The yield on the 5.5 percent Mimshal Shiklit notes due in January 2022 gained 5 basis points, or 0.5 percentage point, to 3.77 percent at the close of trading in Tel Aviv. The yield gain tracked an eight basis-point advance in the 10-year Treasury note on Jan. 3 after Fed policy makers said they will probably end their $85 billion monthly purchases in 2013. Members were divided between a mid- or end-of-year finish. The U.S. is Israel’s largest trading partner.

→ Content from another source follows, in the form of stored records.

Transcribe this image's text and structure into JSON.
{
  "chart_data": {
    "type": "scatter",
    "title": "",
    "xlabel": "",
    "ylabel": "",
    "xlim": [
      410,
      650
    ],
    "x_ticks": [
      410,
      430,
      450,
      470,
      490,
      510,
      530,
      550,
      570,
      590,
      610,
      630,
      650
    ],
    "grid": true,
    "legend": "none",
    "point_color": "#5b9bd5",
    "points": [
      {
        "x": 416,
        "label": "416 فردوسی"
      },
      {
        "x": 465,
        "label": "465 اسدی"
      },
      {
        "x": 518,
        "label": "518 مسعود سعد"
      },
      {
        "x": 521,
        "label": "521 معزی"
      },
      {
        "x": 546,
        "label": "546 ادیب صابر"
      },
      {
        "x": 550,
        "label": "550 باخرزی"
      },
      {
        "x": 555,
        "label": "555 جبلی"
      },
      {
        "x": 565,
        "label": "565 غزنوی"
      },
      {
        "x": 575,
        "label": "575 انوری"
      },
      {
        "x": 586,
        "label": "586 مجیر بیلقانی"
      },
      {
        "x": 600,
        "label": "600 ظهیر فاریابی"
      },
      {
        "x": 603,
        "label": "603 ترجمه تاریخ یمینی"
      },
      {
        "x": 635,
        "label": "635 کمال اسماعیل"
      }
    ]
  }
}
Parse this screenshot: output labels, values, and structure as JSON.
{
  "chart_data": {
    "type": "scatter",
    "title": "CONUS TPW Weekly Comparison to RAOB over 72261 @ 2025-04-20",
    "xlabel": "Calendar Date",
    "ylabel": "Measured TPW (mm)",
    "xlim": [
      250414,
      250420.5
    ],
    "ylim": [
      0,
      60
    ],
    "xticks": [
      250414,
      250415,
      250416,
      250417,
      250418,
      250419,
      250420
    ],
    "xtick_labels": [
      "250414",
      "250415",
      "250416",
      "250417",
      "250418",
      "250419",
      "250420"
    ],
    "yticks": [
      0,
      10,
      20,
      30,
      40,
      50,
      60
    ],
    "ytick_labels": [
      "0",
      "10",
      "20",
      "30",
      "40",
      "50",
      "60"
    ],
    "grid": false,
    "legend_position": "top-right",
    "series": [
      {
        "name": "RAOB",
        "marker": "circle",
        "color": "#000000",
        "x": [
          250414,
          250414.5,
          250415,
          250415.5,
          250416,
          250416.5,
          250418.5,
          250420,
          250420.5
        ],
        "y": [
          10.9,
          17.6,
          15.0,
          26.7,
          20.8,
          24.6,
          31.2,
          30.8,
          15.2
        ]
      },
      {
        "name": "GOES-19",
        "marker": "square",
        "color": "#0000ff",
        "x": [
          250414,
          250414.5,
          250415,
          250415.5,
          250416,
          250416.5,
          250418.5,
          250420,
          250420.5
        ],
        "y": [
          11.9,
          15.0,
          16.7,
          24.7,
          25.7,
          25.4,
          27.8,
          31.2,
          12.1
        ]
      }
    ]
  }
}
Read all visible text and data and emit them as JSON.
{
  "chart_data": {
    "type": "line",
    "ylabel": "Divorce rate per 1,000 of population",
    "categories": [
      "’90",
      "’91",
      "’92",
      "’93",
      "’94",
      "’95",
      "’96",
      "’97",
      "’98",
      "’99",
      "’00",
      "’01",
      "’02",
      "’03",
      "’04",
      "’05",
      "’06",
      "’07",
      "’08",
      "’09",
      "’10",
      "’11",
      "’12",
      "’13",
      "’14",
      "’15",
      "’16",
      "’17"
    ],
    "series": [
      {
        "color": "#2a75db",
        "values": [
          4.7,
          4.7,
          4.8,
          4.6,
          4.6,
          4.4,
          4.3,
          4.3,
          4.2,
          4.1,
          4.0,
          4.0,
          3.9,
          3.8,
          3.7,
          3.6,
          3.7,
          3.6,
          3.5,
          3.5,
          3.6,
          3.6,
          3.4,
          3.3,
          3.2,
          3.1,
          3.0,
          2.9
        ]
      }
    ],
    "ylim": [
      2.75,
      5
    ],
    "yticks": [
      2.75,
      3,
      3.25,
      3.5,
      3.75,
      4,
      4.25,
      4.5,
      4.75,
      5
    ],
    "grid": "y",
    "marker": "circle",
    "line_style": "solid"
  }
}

“Investors are scared of a long-squeeze, with the Fed now saying it might stop buying bonds,” said Yshai Shilo, a fixed-income broker at I.B.I.-Israel Brokerage & Investments Ltd. in Tel Aviv.
The shekel weakened 0.3 percent to 3.7731 per dollar on Jan. 4, adding to a 1.1 percent decline on Jan. 3, the steepest drop since November. The yield on Israel’s 1-year swap gained 2.5 basis points to 1.735 percent on Jan. 4.